Austin Robinson and Curtis Hunter take you virtually into the operating room to experience the drama and the inspiration involved in the landmark heart surgery performed by Russell Nelson, then surgeon and now Apostle, in 1960. Filled with rigorous professional insights and anatomical detail, this impressive documentary account brings to life Nelson’s experience in a manner that is accessible to all.
Julie Smith uses narrative theology as a hermeneutical tool to harvest unexpected meaning from the Gospel of Mark about discipleship and atonement, subjects of central interest to Latter-day Saints. By exquisitely extracting understanding from three brief stories that follow the crucifixion of Jesus, all people—Jew and Gentile, men and women—find themselves experientially drawn into a closer relationship with God.
The down-in-the-details article by Joshua Sears about the new Spanish LDS edition of the Bible helps readers appreciate the monumental importance of this international scriptural publication. Each page of this meticulous article helps English speakers comprehend this gigantic step forward advancing the unity of faith among the large Spanish-speaking population of the Church.
Shon Hopkin and Ray Huntington allow all to walk a few miles on the BYU campus in the shoes of the Muslim students at Brigham Young University. Aided by objective sociological surveying, these authors give readers reliable information about meaningful religious experiences of non-LDS students in an LDS academic setting.
Scott Hoyt’s passion for marshalling detailed information about the Inca god Viracocha and his legendary visit in ancient Peru will be an eye-opener to many. His examination of early Spanish records with their archaeological and academic substantiations offers captivating information relevant in testing a potential relationship with the Book of Mormon’s report that Jesus would show himself to many people besides those gathered at the temple in Bountiful (3 Ne. 17:4).
In addition to presenting two personal essays and a poem, this issue raises the curtain on what Callie Oppedisano’s theatre essay calls “a milestone in Mormon drama.” Celebrating a full season of five stage productions of plays by playwright and former BYU professor Eric Samuelsen, this expert assessment of these dramatizations of subjects of interest to Latter-day Saints makes readers into more than merely amused observers.
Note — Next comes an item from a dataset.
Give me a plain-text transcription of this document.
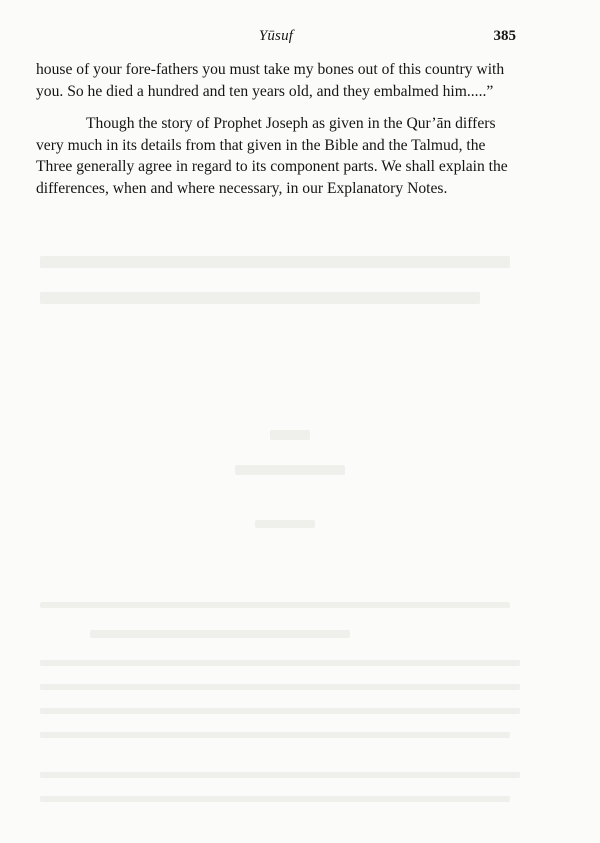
Yūsuf	385

house of your fore-fathers you must take my bones out of this country with you. So he died a hundred and ten years old, and they embalmed him.....”

Though the story of Prophet Joseph as given in the Qur’ān differs very much in its details from that given in the Bible and the Talmud, the Three generally agree in regard to its component parts. We shall explain the differences, when and where necessary, in our Explanatory Notes.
Insightful reviews of a batch of new publications will help keep readers up to date on subjects of interest to teachers, citizens, historians, and scriptorians. Stephen Webb’s theologically engaging review of Wrestling the Angel applauds and pushes forward Terryl Givens’s presentation of foundational LDS concepts. James Allen’s review of two more volumes in the Joseph Smith Papers introduces readers to important early Church historical documents that many people have never heard of before.
These are pages you can get involved with. They bring you research and insights into topics of deep interest to Latter-day Saints. Like most academic pursuits, these studies add new information to our reservoirs of knowledge, while at the same time raising fascinating riddles yet to puzzle over. And that too is typical of a true academic experience, in which new things are found, forgotten things are remembered, and familiar things take on added significance. So, enjoy the experience!